By Julliana Bravo
Ami Gianchandani was not planning on taking a gap year let alone creating an app, but then fate intervened in the form of the COVID-19 pandemic. Up until then, she was having a great year on the Yale women’s golf team. In her freshman year, she was named Ivy Player of the Year and Rookie of the Year. In her sophomore year, she set a new scoring record with a 65 in the second round of the Yale Women’s Fall Intercollegiate.
But when COVID hit, the golf season, and the world, were put on hold. All tournaments and events were canceled indefinitely. Lucky for Gianchandani, she did not have to put the two things she was passionate about on hold. Like many great ideas, it starts with a problem to solve.
The first time she played a round of college golf, her coach told her to keep track of her stats. But it was a real chore, taking 45 minutes to input the information into a database. She had better things to do, like hanging out with friends or getting a start on homework, so she came up with a better way. She presented the first sketches of the app that would be known as Accel Golf to her friend and computer whiz, Alex Strasser, in December 2020.
Despite the initial excitement for the app, the more they worked on the product, the more challenges they faced. One of the first and biggest challenges was one of the app’s most important features – the ability to use computer vision to scan the stat card players use during a round. After 20 different versions, they had a result that could maybe work – maybe.

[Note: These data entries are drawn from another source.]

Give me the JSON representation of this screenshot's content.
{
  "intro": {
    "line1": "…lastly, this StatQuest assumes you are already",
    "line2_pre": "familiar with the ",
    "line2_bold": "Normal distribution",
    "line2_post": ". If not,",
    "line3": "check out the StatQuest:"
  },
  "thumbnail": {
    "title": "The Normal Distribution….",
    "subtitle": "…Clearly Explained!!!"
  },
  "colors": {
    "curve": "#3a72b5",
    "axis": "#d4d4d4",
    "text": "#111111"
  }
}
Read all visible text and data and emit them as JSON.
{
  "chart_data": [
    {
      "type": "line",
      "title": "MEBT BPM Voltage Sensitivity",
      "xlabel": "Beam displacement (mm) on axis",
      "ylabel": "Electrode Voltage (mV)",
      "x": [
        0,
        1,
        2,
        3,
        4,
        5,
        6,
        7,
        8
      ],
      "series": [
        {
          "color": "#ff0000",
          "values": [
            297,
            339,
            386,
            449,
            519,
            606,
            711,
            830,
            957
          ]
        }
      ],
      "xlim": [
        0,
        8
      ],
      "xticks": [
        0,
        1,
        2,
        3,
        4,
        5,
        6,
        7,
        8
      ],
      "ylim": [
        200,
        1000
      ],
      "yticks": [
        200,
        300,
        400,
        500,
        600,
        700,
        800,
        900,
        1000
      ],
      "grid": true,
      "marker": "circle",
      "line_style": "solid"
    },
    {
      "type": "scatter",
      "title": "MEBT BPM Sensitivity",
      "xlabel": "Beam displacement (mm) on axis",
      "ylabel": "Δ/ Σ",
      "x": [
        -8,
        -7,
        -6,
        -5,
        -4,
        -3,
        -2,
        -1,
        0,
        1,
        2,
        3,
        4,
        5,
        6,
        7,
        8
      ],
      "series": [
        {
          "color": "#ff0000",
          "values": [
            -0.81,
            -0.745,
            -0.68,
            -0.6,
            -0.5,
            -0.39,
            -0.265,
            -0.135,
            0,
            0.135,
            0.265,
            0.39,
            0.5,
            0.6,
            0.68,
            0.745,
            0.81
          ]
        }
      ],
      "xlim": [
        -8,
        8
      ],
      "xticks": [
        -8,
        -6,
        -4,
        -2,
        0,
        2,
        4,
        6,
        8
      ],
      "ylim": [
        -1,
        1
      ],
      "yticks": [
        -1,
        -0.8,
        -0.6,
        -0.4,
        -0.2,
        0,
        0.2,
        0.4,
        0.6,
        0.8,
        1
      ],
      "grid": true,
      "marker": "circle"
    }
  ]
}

Gianchandani compares these struggles with the struggles of golf. “As soon as you have something figured out,” she says, “you realize it’s not going to work and you have to figure something else out.”
Alongside the creation of the app, she had a part-time internship as a software engineer at Swoop Search. Her days consisted of: golf in the mornings, interning in the afternoons, and then app work well into the evening.
After working through the winter and into the spring, they launched the product in the Apple Store in the summer of 2021. Since then, there have been a few updates based on user feedback.
Gianchandani graduated from Yale in 2023 with a degree in statistics and data science and that fall, she and Strasser, Accel Golf’s cofounder, partnered with the USGA to provide statistics to the new U.S. National Development Program. More recently, they partnered with the American Junior Golf Association.
The app is a perfect mixture of Gianchandani’s love for golf and statistics. “I’m thinking about golf or statistics 90% of the time,” she says, joking that if she did not have golf or her business, she is not sure what she’d do with herself.
Golf keeps her in check with work and work keeps her in check with her golf career, which includes finishing fourth in the 2024 Women’s Met Amateur. It’s a symbiotic relationship that needs the two to thrive.